As she returned to the task, he slipped the knife Reynolds had returned to him from his belt. When he snapped open the blade, however, her eyes immediately came up. Widened, they focused on the knife before they lifted to his.
“I’m just going to slit your sleeve.”
“But these are the only clothes I have.”
It was such a totally feminine thing to say that he almost laughed. Without asking permission, he reached out and put the palm of his left hand under the injured arm. Then he inserted the point of the knife into the opening of the placket where her cuff buttoned.
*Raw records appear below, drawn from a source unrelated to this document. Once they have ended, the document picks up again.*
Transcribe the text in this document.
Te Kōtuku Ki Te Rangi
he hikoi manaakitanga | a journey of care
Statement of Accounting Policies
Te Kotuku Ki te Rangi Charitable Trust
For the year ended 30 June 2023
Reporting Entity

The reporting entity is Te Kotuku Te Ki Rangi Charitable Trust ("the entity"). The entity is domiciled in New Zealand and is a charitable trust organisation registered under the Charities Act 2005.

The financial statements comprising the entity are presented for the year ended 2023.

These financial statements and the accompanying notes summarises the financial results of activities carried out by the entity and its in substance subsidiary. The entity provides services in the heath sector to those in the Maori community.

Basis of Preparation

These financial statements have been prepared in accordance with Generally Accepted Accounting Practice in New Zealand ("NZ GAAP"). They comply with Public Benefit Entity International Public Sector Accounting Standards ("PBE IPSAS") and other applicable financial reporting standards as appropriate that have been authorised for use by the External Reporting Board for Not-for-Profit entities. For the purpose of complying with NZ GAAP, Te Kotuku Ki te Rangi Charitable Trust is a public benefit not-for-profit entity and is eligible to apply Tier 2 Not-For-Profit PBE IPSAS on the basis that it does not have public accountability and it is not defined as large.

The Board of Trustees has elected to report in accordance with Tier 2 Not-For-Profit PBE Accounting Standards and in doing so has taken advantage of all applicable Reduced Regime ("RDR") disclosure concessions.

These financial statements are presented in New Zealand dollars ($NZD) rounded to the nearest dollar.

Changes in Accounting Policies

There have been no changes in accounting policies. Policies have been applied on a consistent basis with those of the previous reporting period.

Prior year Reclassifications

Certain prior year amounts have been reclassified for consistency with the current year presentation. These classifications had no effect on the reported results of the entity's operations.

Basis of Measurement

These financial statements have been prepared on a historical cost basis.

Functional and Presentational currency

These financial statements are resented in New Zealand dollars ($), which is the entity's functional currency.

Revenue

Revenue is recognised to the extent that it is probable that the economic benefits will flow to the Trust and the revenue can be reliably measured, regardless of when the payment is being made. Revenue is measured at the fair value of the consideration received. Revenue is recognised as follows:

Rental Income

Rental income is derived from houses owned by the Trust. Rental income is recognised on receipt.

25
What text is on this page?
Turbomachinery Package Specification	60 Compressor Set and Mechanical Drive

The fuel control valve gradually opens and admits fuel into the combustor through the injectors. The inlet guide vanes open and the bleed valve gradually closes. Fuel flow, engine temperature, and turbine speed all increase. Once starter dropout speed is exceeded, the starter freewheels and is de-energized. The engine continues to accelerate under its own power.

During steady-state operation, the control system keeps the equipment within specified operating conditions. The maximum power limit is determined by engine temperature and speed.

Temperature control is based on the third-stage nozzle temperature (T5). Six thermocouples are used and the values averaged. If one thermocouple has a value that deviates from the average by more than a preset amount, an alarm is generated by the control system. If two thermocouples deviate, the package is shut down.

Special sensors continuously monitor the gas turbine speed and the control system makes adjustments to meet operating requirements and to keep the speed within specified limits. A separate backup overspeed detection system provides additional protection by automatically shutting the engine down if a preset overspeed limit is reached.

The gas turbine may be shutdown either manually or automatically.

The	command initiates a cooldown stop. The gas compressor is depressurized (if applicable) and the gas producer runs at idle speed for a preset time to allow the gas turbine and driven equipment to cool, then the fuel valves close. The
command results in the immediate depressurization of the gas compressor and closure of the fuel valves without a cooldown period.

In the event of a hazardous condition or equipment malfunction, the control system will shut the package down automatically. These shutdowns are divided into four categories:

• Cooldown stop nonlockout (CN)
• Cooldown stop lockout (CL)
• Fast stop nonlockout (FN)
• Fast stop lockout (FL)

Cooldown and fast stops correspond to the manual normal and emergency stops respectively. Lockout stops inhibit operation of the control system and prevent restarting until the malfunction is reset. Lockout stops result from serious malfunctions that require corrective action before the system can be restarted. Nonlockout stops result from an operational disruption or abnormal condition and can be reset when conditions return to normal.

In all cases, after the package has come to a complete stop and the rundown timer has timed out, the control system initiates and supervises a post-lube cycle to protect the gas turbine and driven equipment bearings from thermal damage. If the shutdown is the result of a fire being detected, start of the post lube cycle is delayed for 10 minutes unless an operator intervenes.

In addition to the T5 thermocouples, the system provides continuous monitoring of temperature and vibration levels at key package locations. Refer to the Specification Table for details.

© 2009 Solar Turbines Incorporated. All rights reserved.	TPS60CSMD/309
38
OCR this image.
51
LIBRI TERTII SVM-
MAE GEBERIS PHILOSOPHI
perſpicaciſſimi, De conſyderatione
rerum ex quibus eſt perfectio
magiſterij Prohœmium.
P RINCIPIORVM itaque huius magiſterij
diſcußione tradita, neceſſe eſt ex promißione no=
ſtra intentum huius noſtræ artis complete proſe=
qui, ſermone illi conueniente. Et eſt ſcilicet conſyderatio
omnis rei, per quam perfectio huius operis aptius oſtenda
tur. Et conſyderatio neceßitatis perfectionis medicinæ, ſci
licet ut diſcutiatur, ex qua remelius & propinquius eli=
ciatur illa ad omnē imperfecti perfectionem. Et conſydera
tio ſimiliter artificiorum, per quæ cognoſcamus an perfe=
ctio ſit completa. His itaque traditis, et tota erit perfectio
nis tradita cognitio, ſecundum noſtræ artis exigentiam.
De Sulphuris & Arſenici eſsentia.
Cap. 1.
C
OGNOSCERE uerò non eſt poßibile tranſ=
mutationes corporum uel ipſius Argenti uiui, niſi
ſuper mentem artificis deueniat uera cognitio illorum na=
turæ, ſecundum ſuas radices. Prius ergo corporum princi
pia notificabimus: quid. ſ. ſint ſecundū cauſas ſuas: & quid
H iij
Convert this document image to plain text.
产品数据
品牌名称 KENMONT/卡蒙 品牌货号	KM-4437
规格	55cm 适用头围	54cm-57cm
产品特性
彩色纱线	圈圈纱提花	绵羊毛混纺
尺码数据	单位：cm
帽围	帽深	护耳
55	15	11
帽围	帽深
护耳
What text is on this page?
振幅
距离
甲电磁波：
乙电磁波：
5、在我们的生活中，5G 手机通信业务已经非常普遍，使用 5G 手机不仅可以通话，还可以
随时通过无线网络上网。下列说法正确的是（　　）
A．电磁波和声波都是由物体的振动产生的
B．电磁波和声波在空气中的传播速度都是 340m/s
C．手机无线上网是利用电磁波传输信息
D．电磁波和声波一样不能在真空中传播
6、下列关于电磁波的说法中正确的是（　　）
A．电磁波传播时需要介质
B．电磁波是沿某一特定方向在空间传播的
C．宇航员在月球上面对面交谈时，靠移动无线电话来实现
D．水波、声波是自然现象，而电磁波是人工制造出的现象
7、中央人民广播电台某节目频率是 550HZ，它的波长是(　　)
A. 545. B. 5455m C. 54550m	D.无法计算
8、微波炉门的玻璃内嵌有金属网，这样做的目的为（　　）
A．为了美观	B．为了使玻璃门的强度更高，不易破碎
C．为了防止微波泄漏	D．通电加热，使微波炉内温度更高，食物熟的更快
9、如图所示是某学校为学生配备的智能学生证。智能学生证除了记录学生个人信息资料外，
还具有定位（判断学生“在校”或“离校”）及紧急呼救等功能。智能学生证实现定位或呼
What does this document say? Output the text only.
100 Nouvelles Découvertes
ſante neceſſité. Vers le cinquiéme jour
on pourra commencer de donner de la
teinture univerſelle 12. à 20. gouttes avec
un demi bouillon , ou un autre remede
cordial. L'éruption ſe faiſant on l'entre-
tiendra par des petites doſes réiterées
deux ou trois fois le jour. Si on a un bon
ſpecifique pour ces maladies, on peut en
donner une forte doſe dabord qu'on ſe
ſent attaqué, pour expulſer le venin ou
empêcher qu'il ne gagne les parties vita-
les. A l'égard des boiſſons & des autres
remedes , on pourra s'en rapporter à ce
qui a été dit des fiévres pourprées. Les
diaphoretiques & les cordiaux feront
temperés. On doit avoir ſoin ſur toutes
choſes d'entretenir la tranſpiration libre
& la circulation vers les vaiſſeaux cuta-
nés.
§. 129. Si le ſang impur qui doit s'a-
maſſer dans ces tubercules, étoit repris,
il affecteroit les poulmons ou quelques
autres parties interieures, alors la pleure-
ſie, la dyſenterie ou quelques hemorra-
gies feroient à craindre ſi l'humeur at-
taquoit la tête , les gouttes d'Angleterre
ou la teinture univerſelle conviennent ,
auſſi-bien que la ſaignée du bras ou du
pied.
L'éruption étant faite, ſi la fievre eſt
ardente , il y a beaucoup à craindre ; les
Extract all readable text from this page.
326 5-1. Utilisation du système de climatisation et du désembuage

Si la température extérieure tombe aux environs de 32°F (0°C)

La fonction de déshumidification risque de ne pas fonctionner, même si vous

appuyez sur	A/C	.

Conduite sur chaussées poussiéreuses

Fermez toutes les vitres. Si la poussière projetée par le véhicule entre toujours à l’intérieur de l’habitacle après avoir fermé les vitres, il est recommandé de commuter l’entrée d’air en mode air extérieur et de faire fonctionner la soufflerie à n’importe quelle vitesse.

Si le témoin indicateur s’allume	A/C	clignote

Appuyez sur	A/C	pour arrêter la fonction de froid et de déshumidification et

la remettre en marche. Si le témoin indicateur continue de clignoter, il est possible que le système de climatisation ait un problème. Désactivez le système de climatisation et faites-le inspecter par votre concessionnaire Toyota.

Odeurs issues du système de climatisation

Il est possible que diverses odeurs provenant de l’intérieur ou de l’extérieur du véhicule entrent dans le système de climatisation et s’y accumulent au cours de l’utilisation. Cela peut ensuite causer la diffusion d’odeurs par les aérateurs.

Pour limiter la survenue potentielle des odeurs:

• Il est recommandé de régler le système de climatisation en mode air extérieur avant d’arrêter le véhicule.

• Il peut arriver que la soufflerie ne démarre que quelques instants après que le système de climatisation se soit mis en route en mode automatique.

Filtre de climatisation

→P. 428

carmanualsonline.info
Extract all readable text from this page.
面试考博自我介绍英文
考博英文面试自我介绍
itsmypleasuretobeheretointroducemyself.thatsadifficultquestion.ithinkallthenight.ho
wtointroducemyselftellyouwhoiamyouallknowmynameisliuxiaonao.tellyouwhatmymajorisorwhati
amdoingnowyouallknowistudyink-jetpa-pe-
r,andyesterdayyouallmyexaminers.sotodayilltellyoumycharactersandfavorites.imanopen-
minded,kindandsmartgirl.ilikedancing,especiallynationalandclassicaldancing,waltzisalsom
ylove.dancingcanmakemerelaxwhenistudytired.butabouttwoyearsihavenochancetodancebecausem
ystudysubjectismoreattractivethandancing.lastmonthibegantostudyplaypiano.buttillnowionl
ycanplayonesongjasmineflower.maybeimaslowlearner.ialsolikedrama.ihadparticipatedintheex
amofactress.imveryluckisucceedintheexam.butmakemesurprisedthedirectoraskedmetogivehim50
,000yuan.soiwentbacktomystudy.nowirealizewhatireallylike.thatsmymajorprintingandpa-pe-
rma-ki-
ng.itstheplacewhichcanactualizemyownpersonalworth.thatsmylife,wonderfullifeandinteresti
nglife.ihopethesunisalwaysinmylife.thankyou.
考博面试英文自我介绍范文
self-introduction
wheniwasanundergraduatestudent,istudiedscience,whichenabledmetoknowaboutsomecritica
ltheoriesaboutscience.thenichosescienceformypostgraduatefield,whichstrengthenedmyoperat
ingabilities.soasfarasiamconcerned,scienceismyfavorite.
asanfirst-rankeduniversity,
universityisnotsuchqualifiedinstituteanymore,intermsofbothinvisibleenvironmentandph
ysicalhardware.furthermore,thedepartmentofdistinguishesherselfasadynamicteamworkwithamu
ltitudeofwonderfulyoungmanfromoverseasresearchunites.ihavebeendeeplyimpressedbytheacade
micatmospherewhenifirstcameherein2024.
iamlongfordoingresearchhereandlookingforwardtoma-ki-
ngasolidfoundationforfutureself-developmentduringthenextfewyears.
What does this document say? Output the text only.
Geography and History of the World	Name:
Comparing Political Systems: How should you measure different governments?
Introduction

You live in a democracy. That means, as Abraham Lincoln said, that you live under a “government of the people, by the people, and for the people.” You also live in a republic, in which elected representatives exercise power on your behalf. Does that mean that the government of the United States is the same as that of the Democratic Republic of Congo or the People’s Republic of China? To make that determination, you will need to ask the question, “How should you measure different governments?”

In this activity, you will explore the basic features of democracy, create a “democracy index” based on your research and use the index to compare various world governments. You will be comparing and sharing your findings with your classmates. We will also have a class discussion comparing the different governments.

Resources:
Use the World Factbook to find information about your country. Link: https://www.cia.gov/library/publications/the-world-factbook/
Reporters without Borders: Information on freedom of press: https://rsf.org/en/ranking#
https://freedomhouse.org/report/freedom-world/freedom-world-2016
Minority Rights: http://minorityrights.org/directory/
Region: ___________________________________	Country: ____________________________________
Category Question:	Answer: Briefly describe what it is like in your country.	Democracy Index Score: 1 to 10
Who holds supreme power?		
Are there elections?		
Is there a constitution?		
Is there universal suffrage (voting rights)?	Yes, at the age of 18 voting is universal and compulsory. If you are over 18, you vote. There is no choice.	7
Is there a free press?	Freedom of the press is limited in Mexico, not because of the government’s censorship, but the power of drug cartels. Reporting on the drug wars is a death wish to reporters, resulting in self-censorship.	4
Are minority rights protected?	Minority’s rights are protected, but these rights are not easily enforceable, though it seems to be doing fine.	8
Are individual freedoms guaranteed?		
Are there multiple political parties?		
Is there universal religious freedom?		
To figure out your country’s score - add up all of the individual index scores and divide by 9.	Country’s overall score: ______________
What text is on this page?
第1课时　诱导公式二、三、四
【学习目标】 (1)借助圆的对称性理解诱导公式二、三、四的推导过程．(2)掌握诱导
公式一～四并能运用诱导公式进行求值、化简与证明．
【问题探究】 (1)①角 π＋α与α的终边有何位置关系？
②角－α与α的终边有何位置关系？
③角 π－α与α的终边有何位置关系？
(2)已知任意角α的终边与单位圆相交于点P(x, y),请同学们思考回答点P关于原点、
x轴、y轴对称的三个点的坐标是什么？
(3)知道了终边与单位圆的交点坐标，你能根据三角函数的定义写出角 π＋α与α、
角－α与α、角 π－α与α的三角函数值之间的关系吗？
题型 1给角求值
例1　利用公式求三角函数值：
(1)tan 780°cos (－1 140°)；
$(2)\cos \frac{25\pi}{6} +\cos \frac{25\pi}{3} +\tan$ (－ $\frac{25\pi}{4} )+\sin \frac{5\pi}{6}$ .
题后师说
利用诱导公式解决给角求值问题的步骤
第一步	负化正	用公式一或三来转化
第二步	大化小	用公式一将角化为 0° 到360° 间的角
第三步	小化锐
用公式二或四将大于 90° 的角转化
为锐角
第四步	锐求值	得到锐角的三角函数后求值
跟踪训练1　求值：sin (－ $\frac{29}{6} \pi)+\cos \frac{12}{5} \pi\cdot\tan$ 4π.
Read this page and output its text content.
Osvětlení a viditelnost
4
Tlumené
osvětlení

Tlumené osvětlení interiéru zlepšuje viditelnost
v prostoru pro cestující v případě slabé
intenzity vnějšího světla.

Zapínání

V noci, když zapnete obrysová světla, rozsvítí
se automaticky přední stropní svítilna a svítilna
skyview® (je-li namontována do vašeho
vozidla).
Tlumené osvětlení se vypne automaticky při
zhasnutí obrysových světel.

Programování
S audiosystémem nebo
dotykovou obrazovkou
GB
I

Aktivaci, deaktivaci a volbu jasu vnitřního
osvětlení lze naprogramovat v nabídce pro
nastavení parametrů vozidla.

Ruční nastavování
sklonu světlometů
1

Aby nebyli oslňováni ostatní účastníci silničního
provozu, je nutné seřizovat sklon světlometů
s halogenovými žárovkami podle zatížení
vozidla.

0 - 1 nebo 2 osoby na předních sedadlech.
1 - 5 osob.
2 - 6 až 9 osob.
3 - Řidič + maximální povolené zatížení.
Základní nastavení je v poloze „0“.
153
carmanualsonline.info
He took a breath and then began to apply pressure against the opening in the sleeve. The razor-sharp edge of the blade split the silk effortlessly. He moved it upward until he reached the place where blood had glued the shirt to the wound.
He glanced up, trying to gauge Grace’s reaction, but her face was averted. Afraid he might hurt her in attempting to split that section of the sleeve, he laid the knife on the tailgate.
Without looking at her again, he lifted the edge of the cloth that was plastered to her skin and began to pull it away. Although he didn’t jerk the fabric up in one motion, once he’d started applying pressure to it, he didn’t stop.
He heard a sharp inhalation as he peeled the last of the material from the wound. Ignoring the sound, he gripped the sleeve he’d just freed with both hands, continuing to tear along it the split he’d begun with the knife all the way to the shoulder seam.